İki Türk Askerini benzin döküp canlı canlı yakan, kafa kesen, İnsan ciğeri yiyen… Kadınlara ve körpecik kızlara önce tecavüz edip sonra da; ya öldüren ya da pazarlarda cariye – köle olarak satan ruh hastalarının toplandığı yerin adıdır İdlip.
“Suriye’de Ne İşimiz Var? Bu Savaşın Amacı Ne? İdlip Kimin kenti? Ve Biz Orada, Kim ve için savaşıyoruz? Kınalı Kuzularımızı, Ülkemizin Hangi Toprak Parçasını Savunmak Veya Kurtarmak İçin Suriye’deyiz? Ulusumuzun Hangi Yüksek Çıkarları Ve Geleceği İçin Şehit Veriyor, Evlatlarımızı Sonsuzluğa Uğurluyoruz? Türk Ordusu, Hangi Hukuka Dayanarak Suriye’de Bulunuyor”
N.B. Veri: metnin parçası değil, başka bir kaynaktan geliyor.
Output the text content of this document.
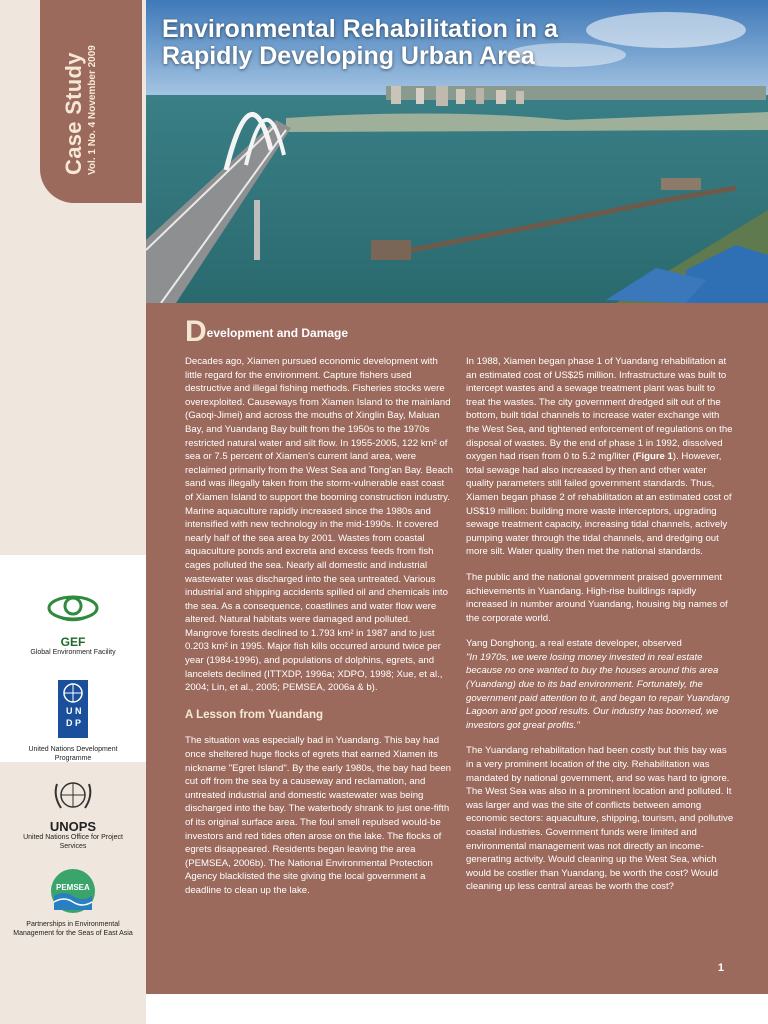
Case Study Vol. 1 No. 4 November 2009
GEF
Global Environment Facility
U N
D P
United Nations Development Programme
UNOPS
United Nations Office for Project Services
PEMSEA
Partnerships in Environmental Management for the Seas of East Asia
Environmental Rehabilitation in a
Rapidly Developing Urban Area
Development and Damage

Decades ago, Xiamen pursued economic development with little regard for the environment. Capture fishers used destructive and illegal fishing methods. Fisheries stocks were overexploited. Causeways from Xiamen Island to the mainland (Gaoqi-Jimei) and across the mouths of Xinglin Bay, Maluan Bay, and Yuandang Bay built from the 1950s to the 1970s restricted natural water and silt flow. In 1955-2005, 122 km² of sea or 7.5 percent of Xiamen's current land area, were reclaimed primarily from the West Sea and Tong'an Bay. Beach sand was illegally taken from the storm-vulnerable east coast of Xiamen Island to support the booming construction industry. Marine aquaculture rapidly increased since the 1980s and intensified with new technology in the mid-1990s. It covered nearly half of the sea area by 2001. Wastes from coastal aquaculture ponds and excreta and excess feeds from fish cages polluted the sea. Nearly all domestic and industrial wastewater was discharged into the sea untreated. Various industrial and shipping accidents spilled oil and chemicals into the sea. As a consequence, coastlines and water flow were altered. Natural habitats were damaged and polluted. Mangrove forests declined to 1.793 km² in 1987 and to just 0.203 km² in 1995. Major fish kills occurred around twice per year (1984-1996), and populations of dolphins, egrets, and lancelets declined (ITTXDP, 1996a; XDPO, 1998; Xue, et al., 2004; Lin, et al., 2005; PEMSEA, 2006a & b).

A Lesson from Yuandang

The situation was especially bad in Yuandang. This bay had once sheltered huge flocks of egrets that earned Xiamen its nickname "Egret Island". By the early 1980s, the bay had been cut off from the sea by a causeway and reclamation, and untreated industrial and domestic wastewater was being discharged into the bay. The waterbody shrank to just one-fifth of its original surface area. The foul smell repulsed would-be investors and red tides often arose on the lake. The flocks of egrets disappeared. Residents began leaving the area (PEMSEA, 2006b). The National Environmental Protection Agency blacklisted the site giving the local government a deadline to clean up the lake.

In 1988, Xiamen began phase 1 of Yuandang rehabilitation at an estimated cost of US$25 million. Infrastructure was built to intercept wastes and a sewage treatment plant was built to treat the wastes. The city government dredged silt out of the bottom, built tidal channels to increase water exchange with the West Sea, and tightened enforcement of regulations on the disposal of wastes. By the end of phase 1 in 1992, dissolved oxygen had risen from 0 to 5.2 mg/liter (Figure 1). However, total sewage had also increased by then and other water quality parameters still failed government standards. Thus, Xiamen began phase 2 of rehabilitation at an estimated cost of US$19 million: building more waste interceptors, upgrading sewage treatment capacity, increasing tidal channels, actively pumping water through the tidal channels, and dredging out more silt. Water quality then met the national standards.

The public and the national government praised government achievements in Yuandang. High-rise buildings rapidly increased in number around Yuandang, housing big names of the corporate world.

Yang Donghong, a real estate developer, observed
"In 1970s, we were losing money invested in real estate because no one wanted to buy the houses around this area (Yuandang) due to its bad environment. Fortunately, the government paid attention to it, and began to repair Yuandang Lagoon and got good results. Our industry has boomed, we investors got great profits."

The Yuandang rehabilitation had been costly but this bay was in a very prominent location of the city. Rehabilitation was mandated by national government, and so was hard to ignore. The West Sea was also in a prominent location and polluted. It was larger and was the site of conflicts between among economic sectors: aquaculture, shipping, tourism, and pollutive coastal industries. Government funds were limited and environmental management was not directly an income-generating activity. Would cleaning up the West Sea, which would be costlier than Yuandang, be worth the cost? Would cleaning up less central areas be worth the cost?

1
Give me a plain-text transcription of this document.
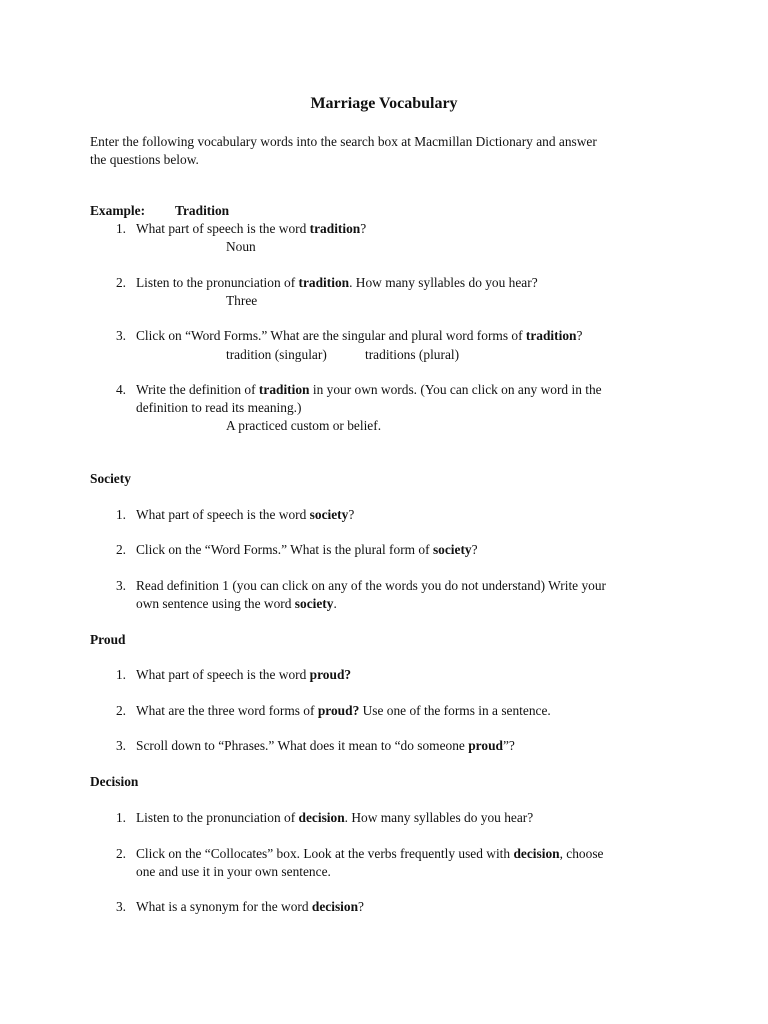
Marriage Vocabulary
Enter the following vocabulary words into the search box at Macmillan Dictionary and answer
the questions below.
Example: Tradition
1. What part of speech is the word tradition?
Noun
2. Listen to the pronunciation of tradition. How many syllables do you hear?
Three
3. Click on “Word Forms.” What are the singular and plural word forms of tradition?
tradition (singular)	traditions (plural)
4. Write the definition of tradition in your own words. (You can click on any word in the
definition to read its meaning.)
A practiced custom or belief.
Society
1. What part of speech is the word society?
2. Click on the “Word Forms.” What is the plural form of society?
3. Read definition 1 (you can click on any of the words you do not understand) Write your
own sentence using the word society.
Proud
1. What part of speech is the word proud?
2. What are the three word forms of proud? Use one of the forms in a sentence.
3. Scroll down to “Phrases.” What does it mean to “do someone proud”?
Decision
1. Listen to the pronunciation of decision. How many syllables do you hear?
2. Click on the “Collocates” box. Look at the verbs frequently used with decision, choose
one and use it in your own sentence.
3. What is a synonym for the word decision?
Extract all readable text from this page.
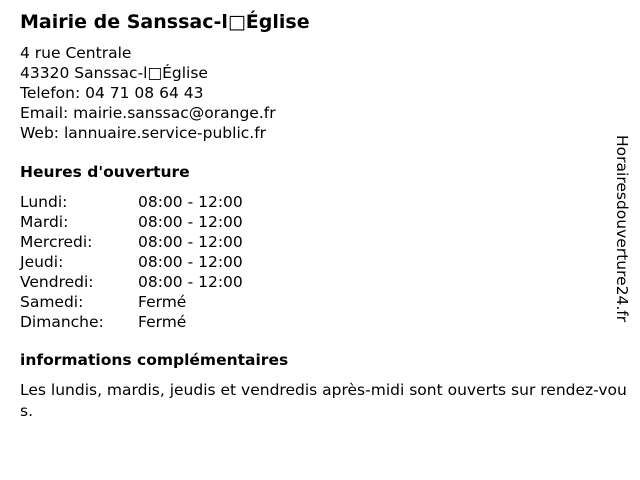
Mairie de Sanssac-l□Église
4 rue Centrale
43320 Sanssac-l□Église
Telefon: 04 71 08 64 43
Email: mairie.sanssac@orange.fr
Web: lannuaire.service-public.fr
Heures d'ouverture
Lundi:	08:00 - 12:00
Mardi:	08:00 - 12:00
Mercredi:	08:00 - 12:00
Jeudi:	08:00 - 12:00
Vendredi:	08:00 - 12:00
Samedi:	Fermé
Dimanche:	Fermé
informations complémentaires
Les lundis, mardis, jeudis et vendredis après-midi sont ouverts sur rendez-vous.
Horairesdouverture24.fr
Sorularını sormak suç sayılsa da; soruların yanıtları, Bana onulmaz bir acı veriyor. İdlip’teki bu anlamsız, haksız ve ahlaksız, kin ve intikam içerikli, kirli mezhep savaşına karşı olduğum için; Kendimi sorumlu tutuyor, yazıyor da yazıyorum.
Siyasi iktidar beyni çıkarılmış, yön duygusunu yitirmiş bir serçe kuşu gibi çırpındıkça çırpınıyor. Kafası karmakarışık, yön duygusunu yitirmiş, ne yaptığını bilmez duruma düşmüştür. Hata üstüne hata yapmaya devam ediyor. Ülkenin içinde bulunduğu koyu, karanlık tablo bir yana… Yaptığı dış politikadaki yanlışlar, boynunda asılı, bağışlanmaz günahlara dönüşmüş; gittikçe ağırlaşıyor, sırtında bir kambur gibibüyüdükçe büyüyor. Denizlerde rotası bozulmuş, fırtınaya tutulmuş bir yolcu gemisi gibi, Kendini azgın dalgalardan kurtaramıyor.
Yapılan bu hatalar, yalandan delilik görüntüsü içinde; ülkeyi bilinçlice yıkıma götürmek mi? diye, düşünmekten edemiyor insan.
Siz, Katar İstanbul Kanalını açmaya kalkar, Boğazlar Anlaşmasını uluslararası tartışmaya açar, Lozan’ı iki ayyaş imzaladı derseniz: Hatay’ın çalıntı ve Suriye’ye ait olduğu saçmalığının çok ötesinde; Yunanlıların İzmir, İtalyanların Antalya, Ermenilerin Van – Kars, Güneydoğumuzdaki Kahramanmaraş, Gaziantep ve Şanlıurfa illerimiz üzerinde Fransızların avuç ovuşturduklarını şimdiden görüyorum.
17 adamızı işgal eden Yunanistan’a gıkını çıkaramayanlar… Kıbrıs sırtımızda bir kamburdur diyenler… Siyasal İslam’ın eli kanlı cihatçılarını korumak uğruna… Komşu ülke – üniter ulus devlet Suriye topraklarında; hava savunması olmayan İdlip’te, kınalı kuzuları maceraya sürüklemek…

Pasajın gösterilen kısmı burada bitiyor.